July 7, 2010 Volume 31, No. 33
Reducing research risks
MU is calling on campus and outside experts to investigate Schweitzer blast
It may be a bit premature to say things are back to normal at Schweitzer Hall following a June 28 explosion in a biochemistry laboratory there. Plywood covers the windows of the lab on the northeast side of Schweitzer, but scientists and students are back to work.
Officials have declared the building structurally sound and safe for researchers to resume activities in other parts of the building. An investigation, which is standard operating procedure in such situations, will determine if any additional actions are necessary to prevent this type of accident from occurring in the future.
Four individuals, including a graduate student, a research scientist and two post-doctoral fellows, were injured in the blast and transported to University Hospital. Following the incident, crews from MU Campus Facilities and Environmental Health and Safety assessed the damage and are cleaning the laboratories. After an inspection, crews deemed the rest of the building structurally safe and allowed researchers and staff access to the building to resume work.
In addition to a rigorous inspection of Schweitzer Hall to ensure its structural integrity, MU officials are investigating the events that led up to the explosion, Chancellor Brady Deaton said during an interview on KFRU radio last week.
“We have been looking at every detail of this,” Deaton said. “We have very good oversight over these kinds of issues, but there are always some risks associated with scientific work, and I think the public should recognize that because of all the benefits we get from science.

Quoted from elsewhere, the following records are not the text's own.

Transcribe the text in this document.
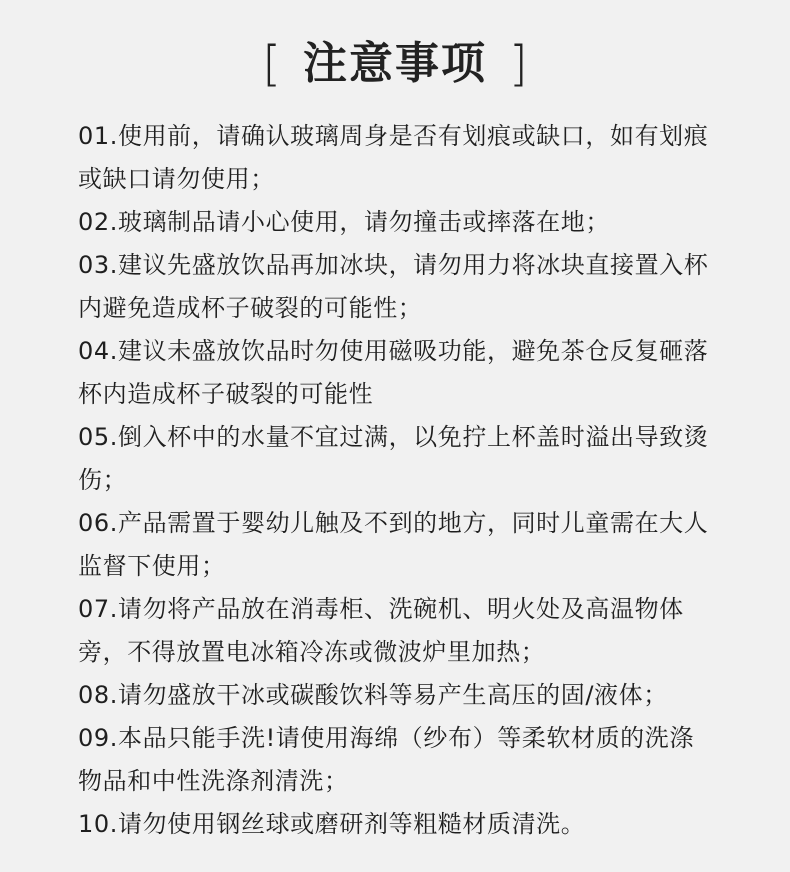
[ 注意事项 ]
01.使用前，请确认玻璃周身是否有划痕或缺口，如有划痕或缺口请勿使用；
02.玻璃制品请小心使用，请勿撞击或摔落在地；
03.建议先盛放饮品再加冰块，请勿用力将冰块直接置入杯内避免造成杯子破裂的可能性；
04.建议未盛放饮品时勿使用磁吸功能，避免茶仓反复砸落杯内造成杯子破裂的可能性
05.倒入杯中的水量不宜过满，以免拧上杯盖时溢出导致烫伤；
06.产品需置于婴幼儿触及不到的地方，同时儿童需在大人监督下使用；
07.请勿将产品放在消毒柜、洗碗机、明火处及高温物体旁，不得放置电冰箱冷冻或微波炉里加热；
08.请勿盛放干冰或碳酸饮料等易产生高压的固/液体；
09.本品只能手洗!请使用海绵（纱布）等柔软材质的洗涤物品和中性洗涤剂清洗；
10.请勿使用钢丝球或磨研剂等粗糙材质清洗。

In this case, the researchers were very careful to look at themselves, asking, ‘What could we have done differently to have prevented this?’ ”
Following the explosion, an official with the Columbia Fire Department initially attributed the incident to human error. The fire department later retracted that original assessment. Deaton said it is not completely clear what triggered the explosion. Investigators are exploring a number of hypotheses and have consulted with campus and national experts, including a national laboratory.
“We will be drawing on both internal and external experts across the world, as needed, to ensure that we have the absolute safest environment possible for our faculty, staff and students,” Deaton said. “That is our predominant concern. We are going to look at every detail until we get to the bottom of it.”
Three of the four people injured in the accident were treated at University Hospital and released that day. Last week, Deaton visited the one individual who was hospitalized overnight. “She was doing quite well; she was just very thankful that this turned out as well as it did,” he said. “Under the circumstances, I think everyone is very, very pleased that there were so few injuries.”
Accidents can occur sometimes under the best of circumstances, he said. “The laboratory is operated by one of our absolutely stellar scientists, Dr. Judy Wall,” Deaton said. “She is doing some of the most important work in the world in her field today. Her laboratory reflected that; it was beautifully organized, very well kept. She has some of the top people in the nation working with her. So, under the absolute best circumstances, with one of our best researchers, an accident can happen.”
Wall’s research focuses on using anaerobic bacteria to remove radioactive metals from the environment. Over the years, she has been funded by a number of federal agencies, including the National Science Foundation and the Department of Energy.
MU officials have said that the laboratory will be completely rebuilt.